In contrast to the experiences of many modern mothers, there was probably an inverse pressure on me not to breastfeed, or at least, not to waste too much energy bothering. From very early on in my pregnancy, however, I knew I wanted to breastfeed, not just because we're 'supposed' to but because it felt right for me. After a fairly traumatic emergency c-section, I was more determined than ever to breastfeed my baby girl. In my mind, I had failed the very first test of motherhood: I hadn't even managed to give birth properly. I could at least try to breastfeed her.
Living abroad had a big impact on my experiences of parenthood and breastfeeding. When we came out of the hospital, I was terrified of returning alone to our apartment, weak and still in pain from the c-section, with this tiny new person in tow. Trying to breastfeed was just one of many worrying prospects that awaited; how to manage her sleeping, bathing, nappy-changing and ensuring she stayed safe in the heatwave we endured that summer. Of all of these, breastfeeding was my sole responsibility. And it was a struggle. Our baby was a grazer, who wanted to guzzle at the breast for hours on end. Days after returning home I developed a hacking cough, which kept knocking the baby off my breast and caused the delicate stitches in my stomach to ache alarmingly. I was constantly tired and anxious. We had a couple of visits from a perky midwife who said baby was doing fine, which greatly cheered me, and then that I needed to colour my roots, which had the opposite effect.
I was delighted when my mum and sister came over to help, but they were bewildered when they realized I couldn't pass them a bottle to feed the baby (I hated the breast pump), to allow me a nap or to pop out for a walk.
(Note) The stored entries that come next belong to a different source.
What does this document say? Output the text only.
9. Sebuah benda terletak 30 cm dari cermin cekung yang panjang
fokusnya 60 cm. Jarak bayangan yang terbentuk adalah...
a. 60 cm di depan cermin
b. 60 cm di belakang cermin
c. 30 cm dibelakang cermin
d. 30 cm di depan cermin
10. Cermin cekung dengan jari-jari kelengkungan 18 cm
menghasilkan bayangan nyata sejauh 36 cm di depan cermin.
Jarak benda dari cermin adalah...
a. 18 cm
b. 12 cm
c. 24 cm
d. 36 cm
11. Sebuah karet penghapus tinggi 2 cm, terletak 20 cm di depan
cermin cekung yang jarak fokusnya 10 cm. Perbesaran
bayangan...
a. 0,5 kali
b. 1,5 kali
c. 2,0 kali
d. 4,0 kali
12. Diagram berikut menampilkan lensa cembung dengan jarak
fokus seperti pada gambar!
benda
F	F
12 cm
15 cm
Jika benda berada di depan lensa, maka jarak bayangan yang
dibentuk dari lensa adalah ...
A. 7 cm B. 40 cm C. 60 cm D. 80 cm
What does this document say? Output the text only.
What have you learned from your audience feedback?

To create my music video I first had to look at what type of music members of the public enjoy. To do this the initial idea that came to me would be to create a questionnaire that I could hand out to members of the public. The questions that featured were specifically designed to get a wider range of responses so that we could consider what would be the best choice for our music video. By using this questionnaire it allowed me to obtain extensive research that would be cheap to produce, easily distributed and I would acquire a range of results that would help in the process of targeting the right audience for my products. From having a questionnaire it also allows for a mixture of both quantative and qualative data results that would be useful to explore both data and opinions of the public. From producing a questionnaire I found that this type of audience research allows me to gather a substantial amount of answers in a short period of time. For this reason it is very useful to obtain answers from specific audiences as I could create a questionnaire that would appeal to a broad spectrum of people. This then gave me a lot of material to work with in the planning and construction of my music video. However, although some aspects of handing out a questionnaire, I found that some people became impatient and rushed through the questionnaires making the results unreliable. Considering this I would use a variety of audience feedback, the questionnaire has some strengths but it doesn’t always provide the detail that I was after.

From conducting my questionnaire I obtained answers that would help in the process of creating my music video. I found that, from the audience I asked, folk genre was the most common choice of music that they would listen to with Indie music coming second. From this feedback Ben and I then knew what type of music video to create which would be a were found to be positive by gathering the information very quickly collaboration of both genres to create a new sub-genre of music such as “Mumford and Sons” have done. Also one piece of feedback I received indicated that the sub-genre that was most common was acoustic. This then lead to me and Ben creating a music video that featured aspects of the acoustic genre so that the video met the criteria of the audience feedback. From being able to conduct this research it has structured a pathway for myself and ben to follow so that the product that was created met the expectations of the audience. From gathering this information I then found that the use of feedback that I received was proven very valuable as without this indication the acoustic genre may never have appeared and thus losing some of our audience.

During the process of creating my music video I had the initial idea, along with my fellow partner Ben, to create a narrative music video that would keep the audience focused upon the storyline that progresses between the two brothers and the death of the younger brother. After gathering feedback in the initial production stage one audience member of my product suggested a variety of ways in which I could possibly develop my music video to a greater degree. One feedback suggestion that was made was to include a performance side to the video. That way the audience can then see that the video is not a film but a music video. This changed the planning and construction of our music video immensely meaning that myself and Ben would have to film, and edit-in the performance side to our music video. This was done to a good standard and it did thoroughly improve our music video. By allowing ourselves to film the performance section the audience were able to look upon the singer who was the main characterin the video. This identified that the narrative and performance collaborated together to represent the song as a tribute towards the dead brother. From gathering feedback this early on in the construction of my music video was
They felt redundant. I knew they were tempted to tell me to take a break, unleash myself from the baby and give her a bottle of formula, but to their credit they resisted. And I´m glad of it, because I think my resolve to breastfeed would have buckled had I started to bottle-feed at that, my most vulnerable point.
When baby was maybe a month old, the family visits dried up and I was reliant on a small group of new mothers (who were also foreigners) for company and support. We met regularly to exchange horror stories and surreptitiously watch each other trying to breastfeed publicly without exposing a boob. Public breastfeeding is not discouraged in Geneva, but it's not a common sight either. I always felt self-conscious and keen not to draw attention to myself, although I was much more at ease when I wasn't alone. The coffees and chats were fun but afterwards, we would return to our apartments, our little cells, alone with our babies. I often wondered if this was how we were supposed to raise our children. Becoming a mother here opened doors to close friendships, but it also heightened my sense of isolation from the family and friends who would normally be around when a baby arrives.
Over the summer, my baby and I eventually settled in to a pattern of eating, playing and sleeping. She remained a grazer, but I felt secure that this could help prevent dehydration and the grazing allowed me to read to least in peace while she fed. Eventually, I also came to terms with the physical and emotional effects of the c-section and no longer felt the need to explain and justify my experience. Looking back, it was so full-on and we had so much to contend with at once, but in the end it was completely worthwhile.